If we really are so interconnected, maybe we should pay a little more attention to whom we’re spending our time with, and the ways in which we interact with others and ourself.
I have noticed many of these findings to be true in my own life. Empathy can be extremely powerful, and it has been entirely intuitive for me for as long as I can remember. More often than not, I find it easy to empathize with the point of view of whomever I am with at any given time. There are times when I am more perceptive than others, and in these times I find myself hyper-aware of the emotional state of the people that surround me. If I am not careful, I begin to inherit their traits.
I have felt this before in a very tangible way. If someone close to me is stressed or anxious or depressed, their pain begins to manifest itself in my own life. I find myself seeking control over things I typically feel no need to control. In the past, I have gotten so caught up in everything swirling around me that I forget who I am at my core. Only recently have I been able to recognize this within a few days of it happening and calm myself before I go too far.
In a sense, I can be a social chameleon, blending into the social setting or group I find myself in at any given time. I either bend myself to fit in or choose to stand firmly with my own beliefs on the opposite side of the spectrum – I am not very good at lingering halfway in between.
I have learned there is great value in giving people the space to be themselves and just agree to disagree.
This adaptability is a very natural human tendency; it is what enabled us to thrive in groups for so long. The pull of community is strong. There is, however, a fine balance to be found between seeing someone else’s perspective and losing oneself entirely. It is the dance of learning to observe one’s passing emotions while staying deeply rooted and grounded in oneself.
You are the average of the five people with whom you spend the most time – so choose wisely. If you want to learn, surround yourself with people who are perpetually working to grow. If you wish to expand your perspective and open your mind, spend time with those who love to travel and go on adventures in their spare time.

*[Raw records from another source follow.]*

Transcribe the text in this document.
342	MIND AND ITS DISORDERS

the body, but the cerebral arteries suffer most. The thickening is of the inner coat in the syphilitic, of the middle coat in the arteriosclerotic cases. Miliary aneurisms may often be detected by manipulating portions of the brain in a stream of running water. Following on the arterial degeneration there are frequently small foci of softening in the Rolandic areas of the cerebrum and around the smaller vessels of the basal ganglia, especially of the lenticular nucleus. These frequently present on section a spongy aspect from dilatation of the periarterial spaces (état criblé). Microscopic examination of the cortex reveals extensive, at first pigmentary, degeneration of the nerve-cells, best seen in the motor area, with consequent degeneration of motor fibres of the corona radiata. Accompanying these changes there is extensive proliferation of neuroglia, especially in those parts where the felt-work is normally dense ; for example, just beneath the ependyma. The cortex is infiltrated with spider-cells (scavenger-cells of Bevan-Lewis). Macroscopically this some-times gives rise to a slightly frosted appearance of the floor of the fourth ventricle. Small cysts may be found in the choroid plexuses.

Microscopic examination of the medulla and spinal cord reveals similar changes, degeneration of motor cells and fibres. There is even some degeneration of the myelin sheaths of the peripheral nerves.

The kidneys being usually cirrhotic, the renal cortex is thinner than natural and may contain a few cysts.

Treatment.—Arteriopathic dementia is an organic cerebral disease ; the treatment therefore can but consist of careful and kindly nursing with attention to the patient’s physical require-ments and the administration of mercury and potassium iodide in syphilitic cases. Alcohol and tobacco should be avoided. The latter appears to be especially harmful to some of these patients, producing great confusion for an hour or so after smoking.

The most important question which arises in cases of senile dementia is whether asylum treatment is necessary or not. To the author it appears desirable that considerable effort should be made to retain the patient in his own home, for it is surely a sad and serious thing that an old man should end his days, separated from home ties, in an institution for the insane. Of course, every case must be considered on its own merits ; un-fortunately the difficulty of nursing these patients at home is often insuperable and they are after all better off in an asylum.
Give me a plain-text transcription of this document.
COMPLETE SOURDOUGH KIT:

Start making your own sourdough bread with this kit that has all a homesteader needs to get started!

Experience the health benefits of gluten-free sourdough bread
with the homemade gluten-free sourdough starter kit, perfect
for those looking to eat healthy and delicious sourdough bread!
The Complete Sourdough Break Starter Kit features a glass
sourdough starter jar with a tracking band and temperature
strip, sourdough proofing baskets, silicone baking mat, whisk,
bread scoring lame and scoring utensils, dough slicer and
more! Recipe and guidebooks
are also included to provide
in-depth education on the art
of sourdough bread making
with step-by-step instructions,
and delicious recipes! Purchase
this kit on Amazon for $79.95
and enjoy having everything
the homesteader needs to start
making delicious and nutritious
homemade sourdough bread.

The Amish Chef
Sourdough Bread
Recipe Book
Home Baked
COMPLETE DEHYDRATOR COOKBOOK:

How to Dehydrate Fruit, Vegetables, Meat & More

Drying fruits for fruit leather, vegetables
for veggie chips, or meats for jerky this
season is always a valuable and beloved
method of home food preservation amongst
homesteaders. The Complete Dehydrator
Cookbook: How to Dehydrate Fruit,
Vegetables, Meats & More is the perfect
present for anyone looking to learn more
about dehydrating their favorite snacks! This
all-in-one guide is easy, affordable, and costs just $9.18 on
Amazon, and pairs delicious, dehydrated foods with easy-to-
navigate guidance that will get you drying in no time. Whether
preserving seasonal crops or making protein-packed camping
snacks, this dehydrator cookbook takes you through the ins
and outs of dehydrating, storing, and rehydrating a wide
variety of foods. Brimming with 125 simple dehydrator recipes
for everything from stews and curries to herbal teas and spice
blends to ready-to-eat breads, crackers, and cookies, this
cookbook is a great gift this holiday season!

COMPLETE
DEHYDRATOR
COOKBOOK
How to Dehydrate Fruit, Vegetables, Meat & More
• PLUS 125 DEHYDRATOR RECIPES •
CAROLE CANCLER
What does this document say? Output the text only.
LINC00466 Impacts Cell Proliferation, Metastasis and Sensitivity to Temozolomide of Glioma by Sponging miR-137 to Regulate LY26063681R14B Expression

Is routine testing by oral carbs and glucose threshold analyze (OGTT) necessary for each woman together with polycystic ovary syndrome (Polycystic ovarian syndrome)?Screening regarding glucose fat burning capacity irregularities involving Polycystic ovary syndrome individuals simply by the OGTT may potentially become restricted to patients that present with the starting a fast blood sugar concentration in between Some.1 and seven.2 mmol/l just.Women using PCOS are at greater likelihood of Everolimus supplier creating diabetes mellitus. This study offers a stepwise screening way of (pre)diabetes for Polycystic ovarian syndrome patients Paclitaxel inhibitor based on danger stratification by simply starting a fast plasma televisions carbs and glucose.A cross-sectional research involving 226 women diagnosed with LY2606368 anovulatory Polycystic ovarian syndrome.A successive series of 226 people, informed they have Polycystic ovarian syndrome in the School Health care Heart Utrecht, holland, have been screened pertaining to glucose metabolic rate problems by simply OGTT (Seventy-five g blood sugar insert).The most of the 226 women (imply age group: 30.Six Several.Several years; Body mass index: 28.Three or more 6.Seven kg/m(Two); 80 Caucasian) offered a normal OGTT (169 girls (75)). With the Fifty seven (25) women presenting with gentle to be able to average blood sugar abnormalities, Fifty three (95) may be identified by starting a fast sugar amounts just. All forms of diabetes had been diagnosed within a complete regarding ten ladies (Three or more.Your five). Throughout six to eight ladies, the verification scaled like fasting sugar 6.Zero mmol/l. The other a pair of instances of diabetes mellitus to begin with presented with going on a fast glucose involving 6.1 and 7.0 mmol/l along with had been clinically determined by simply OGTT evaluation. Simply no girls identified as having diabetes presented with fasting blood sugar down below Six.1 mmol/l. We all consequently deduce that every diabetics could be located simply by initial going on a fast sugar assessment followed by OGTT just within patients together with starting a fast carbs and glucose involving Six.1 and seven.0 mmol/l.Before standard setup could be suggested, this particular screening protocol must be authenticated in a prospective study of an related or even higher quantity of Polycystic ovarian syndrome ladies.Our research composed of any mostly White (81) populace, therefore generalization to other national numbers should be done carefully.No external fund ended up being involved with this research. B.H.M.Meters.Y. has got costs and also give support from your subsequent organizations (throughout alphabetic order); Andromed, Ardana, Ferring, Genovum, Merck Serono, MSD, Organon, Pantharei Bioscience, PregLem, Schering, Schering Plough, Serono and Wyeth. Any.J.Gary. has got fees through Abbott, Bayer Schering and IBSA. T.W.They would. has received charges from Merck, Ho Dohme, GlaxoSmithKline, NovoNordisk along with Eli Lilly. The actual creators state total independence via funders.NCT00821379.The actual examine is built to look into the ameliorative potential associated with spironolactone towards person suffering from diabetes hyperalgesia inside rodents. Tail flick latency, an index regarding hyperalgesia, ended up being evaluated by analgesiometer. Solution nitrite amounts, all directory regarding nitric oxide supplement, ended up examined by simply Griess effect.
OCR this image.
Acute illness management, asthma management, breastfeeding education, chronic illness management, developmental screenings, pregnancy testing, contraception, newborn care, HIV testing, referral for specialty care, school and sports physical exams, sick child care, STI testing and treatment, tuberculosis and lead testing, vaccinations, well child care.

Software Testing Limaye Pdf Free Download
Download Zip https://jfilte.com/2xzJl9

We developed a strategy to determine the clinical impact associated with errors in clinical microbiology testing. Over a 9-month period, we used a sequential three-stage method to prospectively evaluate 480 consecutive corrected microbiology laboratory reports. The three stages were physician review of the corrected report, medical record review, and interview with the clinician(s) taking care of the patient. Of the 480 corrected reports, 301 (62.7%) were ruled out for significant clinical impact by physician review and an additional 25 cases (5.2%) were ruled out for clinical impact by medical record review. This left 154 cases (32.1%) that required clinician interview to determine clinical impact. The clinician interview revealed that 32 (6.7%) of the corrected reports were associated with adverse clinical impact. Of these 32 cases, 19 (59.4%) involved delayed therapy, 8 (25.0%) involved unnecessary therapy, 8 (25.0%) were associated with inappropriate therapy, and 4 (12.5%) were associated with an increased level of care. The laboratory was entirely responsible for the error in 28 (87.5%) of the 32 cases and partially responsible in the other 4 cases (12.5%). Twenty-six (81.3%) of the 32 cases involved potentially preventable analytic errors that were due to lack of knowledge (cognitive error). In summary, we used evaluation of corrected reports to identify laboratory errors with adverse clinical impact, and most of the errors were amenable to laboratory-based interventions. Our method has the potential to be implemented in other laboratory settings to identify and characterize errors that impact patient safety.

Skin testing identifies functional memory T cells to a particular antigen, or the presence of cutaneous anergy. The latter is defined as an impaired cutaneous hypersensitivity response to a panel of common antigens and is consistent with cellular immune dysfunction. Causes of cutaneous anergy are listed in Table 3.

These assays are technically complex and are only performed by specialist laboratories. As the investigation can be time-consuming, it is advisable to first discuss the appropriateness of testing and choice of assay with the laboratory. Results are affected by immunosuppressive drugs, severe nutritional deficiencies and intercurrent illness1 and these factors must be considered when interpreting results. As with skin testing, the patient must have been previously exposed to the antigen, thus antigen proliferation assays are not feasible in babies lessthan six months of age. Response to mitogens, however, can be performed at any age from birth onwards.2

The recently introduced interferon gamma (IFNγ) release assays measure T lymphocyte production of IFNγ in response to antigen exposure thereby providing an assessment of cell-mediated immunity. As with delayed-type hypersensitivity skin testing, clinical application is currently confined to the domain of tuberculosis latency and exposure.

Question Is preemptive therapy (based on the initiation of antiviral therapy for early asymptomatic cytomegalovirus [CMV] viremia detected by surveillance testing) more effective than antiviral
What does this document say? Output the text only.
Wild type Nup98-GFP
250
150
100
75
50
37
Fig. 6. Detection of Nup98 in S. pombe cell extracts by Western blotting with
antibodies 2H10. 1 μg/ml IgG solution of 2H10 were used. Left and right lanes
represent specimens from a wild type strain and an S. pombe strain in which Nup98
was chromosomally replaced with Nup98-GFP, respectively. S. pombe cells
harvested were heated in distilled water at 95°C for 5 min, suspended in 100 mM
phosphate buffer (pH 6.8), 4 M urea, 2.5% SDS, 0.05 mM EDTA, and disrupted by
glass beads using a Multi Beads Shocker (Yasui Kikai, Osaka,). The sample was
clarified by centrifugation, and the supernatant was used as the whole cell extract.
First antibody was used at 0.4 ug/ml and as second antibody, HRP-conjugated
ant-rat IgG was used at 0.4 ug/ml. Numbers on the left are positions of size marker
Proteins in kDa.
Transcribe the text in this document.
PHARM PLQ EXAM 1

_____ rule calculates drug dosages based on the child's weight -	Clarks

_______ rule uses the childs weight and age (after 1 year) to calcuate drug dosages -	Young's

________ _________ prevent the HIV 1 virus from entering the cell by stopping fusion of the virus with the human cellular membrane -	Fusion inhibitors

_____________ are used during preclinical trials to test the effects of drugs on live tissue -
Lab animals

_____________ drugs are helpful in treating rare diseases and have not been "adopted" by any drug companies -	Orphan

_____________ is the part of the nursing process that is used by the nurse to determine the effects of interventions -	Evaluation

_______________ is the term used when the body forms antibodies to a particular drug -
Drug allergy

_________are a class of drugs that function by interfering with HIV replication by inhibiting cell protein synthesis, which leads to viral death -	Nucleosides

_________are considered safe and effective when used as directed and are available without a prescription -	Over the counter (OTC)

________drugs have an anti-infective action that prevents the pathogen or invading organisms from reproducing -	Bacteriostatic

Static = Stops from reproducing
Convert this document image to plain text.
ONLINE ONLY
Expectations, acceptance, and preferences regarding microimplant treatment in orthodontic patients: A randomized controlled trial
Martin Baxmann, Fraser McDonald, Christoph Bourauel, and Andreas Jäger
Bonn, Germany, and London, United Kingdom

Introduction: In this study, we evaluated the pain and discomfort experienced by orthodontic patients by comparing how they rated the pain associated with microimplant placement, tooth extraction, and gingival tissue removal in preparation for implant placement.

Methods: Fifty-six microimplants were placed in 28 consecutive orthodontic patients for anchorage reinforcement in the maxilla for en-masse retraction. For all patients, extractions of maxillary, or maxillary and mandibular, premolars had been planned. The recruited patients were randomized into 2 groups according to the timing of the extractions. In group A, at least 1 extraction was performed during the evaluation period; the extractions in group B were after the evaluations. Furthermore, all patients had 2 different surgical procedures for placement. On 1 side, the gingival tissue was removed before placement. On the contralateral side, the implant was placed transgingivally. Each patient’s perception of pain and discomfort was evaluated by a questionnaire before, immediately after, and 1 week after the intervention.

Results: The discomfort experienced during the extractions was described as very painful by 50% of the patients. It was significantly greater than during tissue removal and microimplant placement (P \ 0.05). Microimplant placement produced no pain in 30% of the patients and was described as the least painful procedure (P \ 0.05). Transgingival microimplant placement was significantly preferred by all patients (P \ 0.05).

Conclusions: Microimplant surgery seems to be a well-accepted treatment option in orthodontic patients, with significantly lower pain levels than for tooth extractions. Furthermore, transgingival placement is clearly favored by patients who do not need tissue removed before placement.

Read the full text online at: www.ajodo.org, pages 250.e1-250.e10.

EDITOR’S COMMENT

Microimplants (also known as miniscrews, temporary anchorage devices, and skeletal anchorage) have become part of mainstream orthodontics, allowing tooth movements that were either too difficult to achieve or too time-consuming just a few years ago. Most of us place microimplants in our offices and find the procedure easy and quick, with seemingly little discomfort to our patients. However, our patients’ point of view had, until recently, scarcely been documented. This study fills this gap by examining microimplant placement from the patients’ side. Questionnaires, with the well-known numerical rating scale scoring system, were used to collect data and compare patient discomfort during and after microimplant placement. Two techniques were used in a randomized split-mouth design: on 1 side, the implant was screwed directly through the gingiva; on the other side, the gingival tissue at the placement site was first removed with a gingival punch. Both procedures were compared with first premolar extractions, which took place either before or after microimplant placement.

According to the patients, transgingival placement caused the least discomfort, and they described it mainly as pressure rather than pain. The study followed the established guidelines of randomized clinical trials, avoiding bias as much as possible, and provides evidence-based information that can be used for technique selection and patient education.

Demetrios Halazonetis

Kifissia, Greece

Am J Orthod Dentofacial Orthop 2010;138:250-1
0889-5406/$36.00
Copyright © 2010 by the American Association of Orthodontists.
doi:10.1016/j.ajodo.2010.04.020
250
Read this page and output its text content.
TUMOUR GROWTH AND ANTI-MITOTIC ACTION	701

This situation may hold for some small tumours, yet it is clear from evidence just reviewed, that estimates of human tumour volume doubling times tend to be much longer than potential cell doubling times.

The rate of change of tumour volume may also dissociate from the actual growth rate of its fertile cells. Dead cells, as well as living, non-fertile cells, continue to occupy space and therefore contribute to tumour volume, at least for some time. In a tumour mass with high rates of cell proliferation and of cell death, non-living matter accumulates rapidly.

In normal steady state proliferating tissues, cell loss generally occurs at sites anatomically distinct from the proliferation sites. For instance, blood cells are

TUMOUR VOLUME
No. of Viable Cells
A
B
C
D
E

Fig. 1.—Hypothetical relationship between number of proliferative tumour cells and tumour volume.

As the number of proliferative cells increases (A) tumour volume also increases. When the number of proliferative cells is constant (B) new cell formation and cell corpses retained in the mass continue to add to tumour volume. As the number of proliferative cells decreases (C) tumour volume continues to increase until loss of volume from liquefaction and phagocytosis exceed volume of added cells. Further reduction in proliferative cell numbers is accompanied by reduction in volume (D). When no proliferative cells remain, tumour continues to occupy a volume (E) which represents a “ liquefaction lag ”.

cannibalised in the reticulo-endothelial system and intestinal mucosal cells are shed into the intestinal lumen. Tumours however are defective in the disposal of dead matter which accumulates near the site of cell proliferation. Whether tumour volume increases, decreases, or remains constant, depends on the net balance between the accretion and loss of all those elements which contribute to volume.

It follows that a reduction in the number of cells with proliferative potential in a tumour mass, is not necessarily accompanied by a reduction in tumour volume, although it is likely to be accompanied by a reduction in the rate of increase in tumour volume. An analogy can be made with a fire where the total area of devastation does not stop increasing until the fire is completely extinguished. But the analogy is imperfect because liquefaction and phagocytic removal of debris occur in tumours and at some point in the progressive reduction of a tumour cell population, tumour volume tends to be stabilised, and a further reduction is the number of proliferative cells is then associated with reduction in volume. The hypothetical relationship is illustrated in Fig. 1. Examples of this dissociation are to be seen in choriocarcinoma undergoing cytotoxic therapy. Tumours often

Of course, this is not simply a one-way street. You influence the people around you just as much as they influence you. In this way, the kindest thing you can do for the world is first to learn to be gentle with yourself. Acknowledge and accept your worth as a human being, that there are times you are awesome or crazy or sad and that is okay. If you can show up for yourself in this way, you will be more understanding of those around you and in turn, help them accept themselves.
Who do you spend your time with? How do you think can you care for them better?